Easements in California usually grant a restricted right to a specified use of another’s real property. The use may not go beyond that which is described, and the owner of the underlying property (the “servient tenement”) is allowed to use the property in any way which does not unreasonably interfere with the easement holder’s use. Sacramento real estate attorneys are often asked to interpret the language granting an easement to determine if their client, or the other party, can make a certain use of the property, and such disputes result in lawsuits. Surprisingly, an easement may actually be “exclusive” – that is, the servient property owner can make no use of the easement area at all, without regard to whether or not it interferes with the easement use. But the terms of the easement must be clear, because if it is not, the courts will decide that it is not exclusive. Sufficient clarity was found in a case in Orange County, where the dueling owners had spent millions on their properties.
In Gray v. McCormick, Gray paid $2.9 Million for a multi-acre unimproved property in Coto de Caza, in Orange County. CC&Rs for the property provide that access is by easement (entire description of the easement provided at the end of this article). The Tract Map indicates a proposed easement 16 feet wide by 90 feet long. Without the easement, the plaintiff’s property would be landlocked. The defendants (owners of the servient tenement), had been using the easement area for their horse riding, and for hauling trash and manure. The plaintiff planned to improve the easement with a driveway, perimeter walls, and landscaping. Plaintiff wants the defendant to stop using the easement, but defendants refused, claiming that it did not interfere with plaintiff’s use. This lawsuit followed.
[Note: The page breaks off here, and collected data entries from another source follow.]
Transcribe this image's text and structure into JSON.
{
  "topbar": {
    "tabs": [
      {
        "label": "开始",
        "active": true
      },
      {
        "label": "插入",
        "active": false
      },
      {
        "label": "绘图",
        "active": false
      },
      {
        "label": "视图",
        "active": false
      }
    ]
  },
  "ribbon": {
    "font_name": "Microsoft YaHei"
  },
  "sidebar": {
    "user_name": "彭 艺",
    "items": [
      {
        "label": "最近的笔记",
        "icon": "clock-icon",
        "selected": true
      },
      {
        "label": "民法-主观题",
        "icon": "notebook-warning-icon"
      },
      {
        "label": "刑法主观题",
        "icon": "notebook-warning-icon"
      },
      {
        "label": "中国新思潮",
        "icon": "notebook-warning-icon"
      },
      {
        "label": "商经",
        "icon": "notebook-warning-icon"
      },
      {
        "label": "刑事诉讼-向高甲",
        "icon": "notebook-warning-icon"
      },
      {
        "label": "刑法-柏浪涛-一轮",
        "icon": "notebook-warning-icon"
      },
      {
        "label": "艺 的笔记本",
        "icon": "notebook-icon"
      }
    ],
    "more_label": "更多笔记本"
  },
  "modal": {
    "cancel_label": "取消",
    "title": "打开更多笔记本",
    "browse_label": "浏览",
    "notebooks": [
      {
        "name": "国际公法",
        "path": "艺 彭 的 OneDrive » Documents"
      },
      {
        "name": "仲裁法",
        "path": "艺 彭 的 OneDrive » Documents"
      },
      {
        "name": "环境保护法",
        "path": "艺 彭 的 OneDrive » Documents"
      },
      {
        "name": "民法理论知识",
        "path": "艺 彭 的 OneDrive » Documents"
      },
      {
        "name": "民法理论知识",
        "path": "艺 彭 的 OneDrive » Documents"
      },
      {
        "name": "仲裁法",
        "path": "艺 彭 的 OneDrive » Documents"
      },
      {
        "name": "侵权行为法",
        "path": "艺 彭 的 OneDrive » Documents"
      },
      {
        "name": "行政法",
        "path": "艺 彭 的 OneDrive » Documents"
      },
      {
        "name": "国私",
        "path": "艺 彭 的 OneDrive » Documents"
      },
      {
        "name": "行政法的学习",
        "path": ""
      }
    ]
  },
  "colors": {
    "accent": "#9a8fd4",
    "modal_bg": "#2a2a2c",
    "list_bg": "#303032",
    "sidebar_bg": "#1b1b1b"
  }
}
The plaintiff claimed that the easement was exclusive, such that it excluded all other owners of property in the subdivision. This was based on the language of the easement description in the CC&Rs that it was an exclusive easement in favor of the plaintiff’s property. The court first noted that an ‘exclusive easement’ is unusual interest in land, and no intent to convey an exclusive easement will be imputed unless there is a clear indication of this intent.